Music

Scottish Chamber Orchestra

City Halls, Glasgow

Keith Bruce

four stars

IT was probably as much a fortuitous coincidence as careful planning, but Francois Leleux’s concerts with the SCO were the ideal occasion on which to launch the orchestra’s new season which features a feast of French music as well as a number of performances where the soloist and conductor are the one person, and a year that again showcases individual talents within the ensemble.

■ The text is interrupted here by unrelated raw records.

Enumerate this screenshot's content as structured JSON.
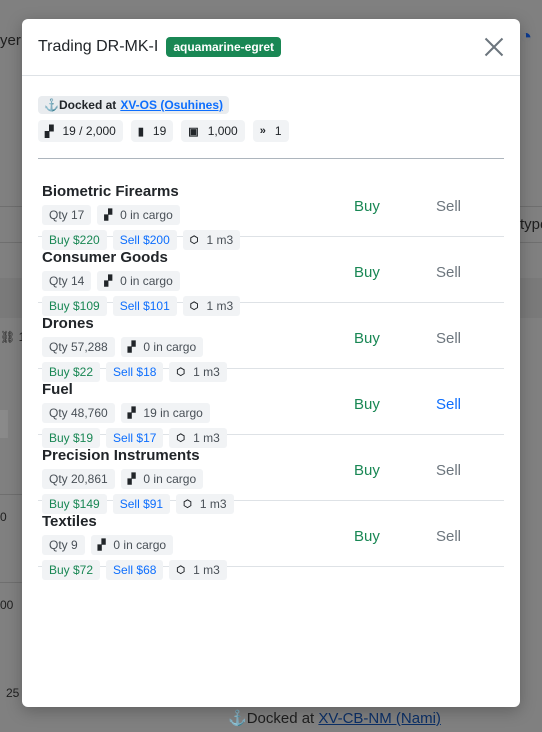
{
  "background": {
    "frag_top_left": "yer",
    "frag_right_mid": "type",
    "frag_row1": "1,",
    "frag_row2": "0",
    "frag_row3": "00",
    "frag_bottom_left": "25",
    "docked_prefix": "Docked at",
    "docked_link": "XV-CB-NM (Nami)"
  },
  "modal": {
    "title": "Trading DR-MK-I",
    "badge": "aquamarine-egret",
    "close_icon": "close-icon",
    "docked_prefix": "Docked at",
    "docked_link": "XV-OS (Osuhines)",
    "stats": {
      "cargo": "19 / 2,000",
      "fuel": "19",
      "credits": "1,000",
      "speed": "1"
    },
    "actions": {
      "buy": "Buy",
      "sell": "Sell"
    },
    "goods": [
      {
        "name": "Biometric Firearms",
        "qty": "Qty 17",
        "cargo": "0 in cargo",
        "buy": "Buy $220",
        "sell": "Sell $200",
        "volume": "1 m3",
        "sell_active": false
      },
      {
        "name": "Consumer Goods",
        "qty": "Qty 14",
        "cargo": "0 in cargo",
        "buy": "Buy $109",
        "sell": "Sell $101",
        "volume": "1 m3",
        "sell_active": false
      },
      {
        "name": "Drones",
        "qty": "Qty 57,288",
        "cargo": "0 in cargo",
        "buy": "Buy $22",
        "sell": "Sell $18",
        "volume": "1 m3",
        "sell_active": false
      },
      {
        "name": "Fuel",
        "qty": "Qty 48,760",
        "cargo": "19 in cargo",
        "buy": "Buy $19",
        "sell": "Sell $17",
        "volume": "1 m3",
        "sell_active": true
      },
      {
        "name": "Precision Instruments",
        "qty": "Qty 20,861",
        "cargo": "0 in cargo",
        "buy": "Buy $149",
        "sell": "Sell $91",
        "volume": "1 m3",
        "sell_active": false
      },
      {
        "name": "Textiles",
        "qty": "Qty 9",
        "cargo": "0 in cargo",
        "buy": "Buy $72",
        "sell": "Sell $68",
        "volume": "1 m3",
        "sell_active": false
      }
    ]
  }
}
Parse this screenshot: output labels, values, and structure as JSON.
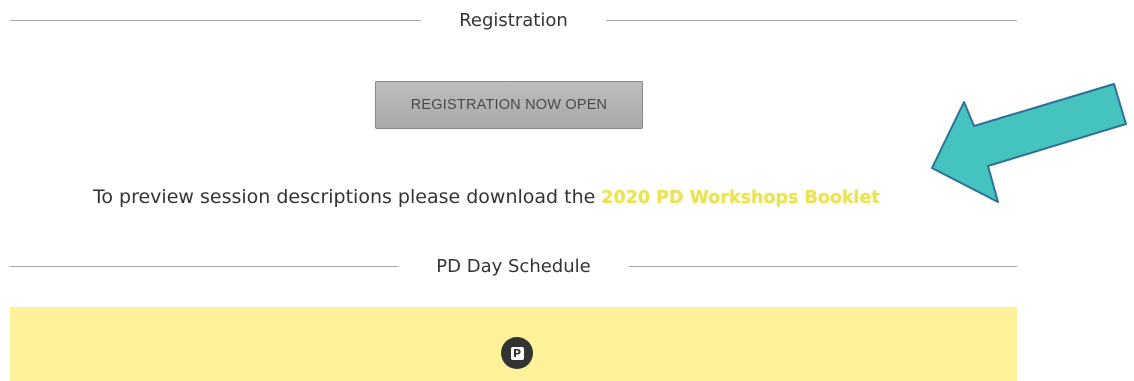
{
  "registration": {
    "heading": "Registration",
    "button_label": "REGISTRATION NOW OPEN"
  },
  "preview": {
    "text": "To preview session descriptions please download the ",
    "link_text": "2020 PD Workshops Booklet",
    "link_color": "#e8e35a"
  },
  "schedule": {
    "heading": "PD Day Schedule",
    "panel_color": "#fdf29a",
    "badge_letter": "P"
  },
  "annotation": {
    "arrow_color": "#45c4bf",
    "arrow_icon": "pointer-arrow-icon"
  }
}
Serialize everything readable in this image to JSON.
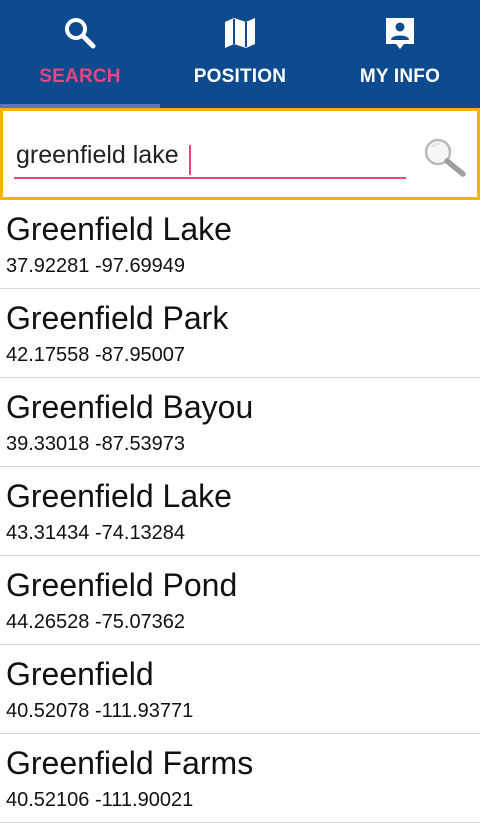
{
  "tabs": [
    {
      "label": "SEARCH",
      "icon": "search-icon",
      "active": true
    },
    {
      "label": "POSITION",
      "icon": "map-icon",
      "active": false
    },
    {
      "label": "MY INFO",
      "icon": "contact-card-icon",
      "active": false
    }
  ],
  "colors": {
    "header_bg": "#0d4a8e",
    "active_tab": "#e8467c",
    "tab_indicator": "#4e7cc4",
    "search_border": "#f4b400",
    "input_underline": "#e8467c"
  },
  "search": {
    "value": "greenfield lake",
    "button_icon": "magnifier-icon"
  },
  "results": [
    {
      "name": "Greenfield Lake",
      "coords": "37.92281 -97.69949"
    },
    {
      "name": "Greenfield Park",
      "coords": "42.17558 -87.95007"
    },
    {
      "name": "Greenfield Bayou",
      "coords": "39.33018 -87.53973"
    },
    {
      "name": "Greenfield Lake",
      "coords": "43.31434 -74.13284"
    },
    {
      "name": "Greenfield Pond",
      "coords": "44.26528 -75.07362"
    },
    {
      "name": "Greenfield",
      "coords": "40.52078 -111.93771"
    },
    {
      "name": "Greenfield Farms",
      "coords": "40.52106 -111.90021"
    }
  ]
}
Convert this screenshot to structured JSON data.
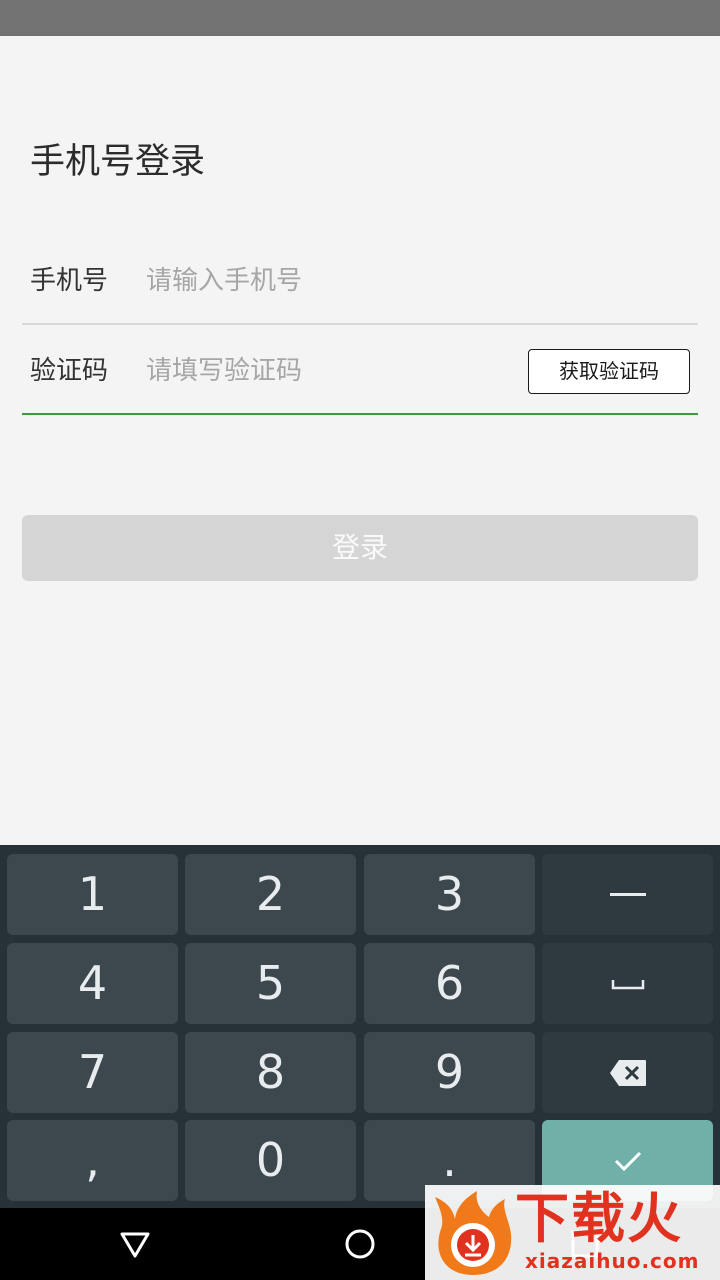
{
  "page": {
    "title": "手机号登录"
  },
  "form": {
    "phone": {
      "label": "手机号",
      "placeholder": "请输入手机号",
      "value": ""
    },
    "code": {
      "label": "验证码",
      "placeholder": "请填写验证码",
      "value": ""
    },
    "get_code_label": "获取验证码",
    "login_label": "登录"
  },
  "keyboard": {
    "keys": [
      "1",
      "2",
      "3",
      "—",
      "4",
      "5",
      "6",
      "space",
      "7",
      "8",
      "9",
      "backspace",
      ",",
      "0",
      ".",
      "enter"
    ],
    "labels": {
      "k1": "1",
      "k2": "2",
      "k3": "3",
      "k4": "4",
      "k5": "5",
      "k6": "6",
      "k7": "7",
      "k8": "8",
      "k9": "9",
      "comma": ",",
      "k0": "0",
      "dot": "."
    },
    "icons": {
      "dash": "minus-icon",
      "space": "space-bar-icon",
      "backspace": "backspace-icon",
      "enter": "check-icon"
    },
    "colors": {
      "background": "#263238",
      "key": "#3c474e",
      "enter": "#6fb0a8"
    }
  },
  "navigation": {
    "icons": [
      "back-triangle-icon",
      "home-circle-icon",
      "recents-square-icon"
    ]
  },
  "watermark": {
    "text": "下载火",
    "url": "xiazaihuo.com",
    "icon": "flame-logo-icon"
  },
  "colors": {
    "background": "#f4f4f4",
    "focused_underline": "#3e9a3e",
    "login_disabled": "#d5d5d5"
  }
}
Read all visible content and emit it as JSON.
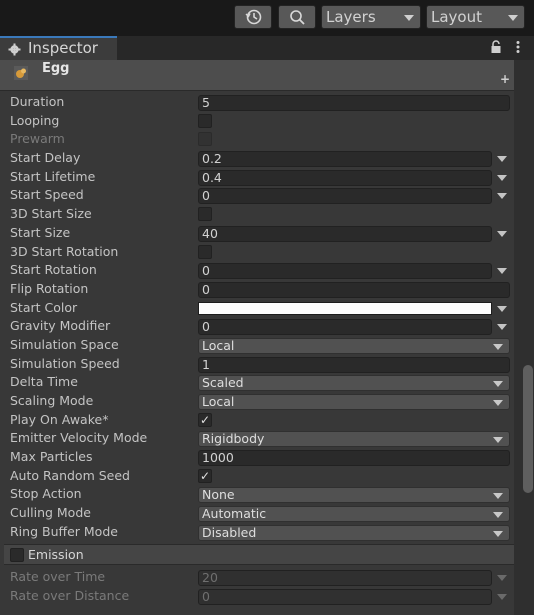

Leleux is one of the regular guests with an increasing association with the orchestra, exemplified here in the little encore of music from Bizet’s Carmen with principal flautist Alison Mitchell that followed his performance of Lebrun’s Oboe Concerto No1. She had been the soloist in the first half performance of Leonard Bernstein’s Halil, a work dedicated to a young flautist killed in the Yom Kippur war of 1973. With her colleagues in the flutes in the choir stalls, and a veritable batterie of percussion, this iconoclastic piece creates a very individual soundworld which was not only an early contribution to marking the centenary of the composer’s birth, but also sat very well with the older music around it.

Mitchell was, of course, superb, but rather less flamboyant in performance that Leleux himself, whose theatrical soliloquy in the first movement of the concerto deserved such a description rather than a simple “cadenza.”

He is not an especially demonstrative conductor, but the works that opened and closed the concert, Faure’s Pelleas et Melisande Suite and Bizet’s Symphony in C, are both examples of those composers are their most colourfully melodic, and were ideally suited to the forces on stage. The former contains one of Faure’s best-known tunes, while the latter simply fizzes with youthful energy from the first bar to the last.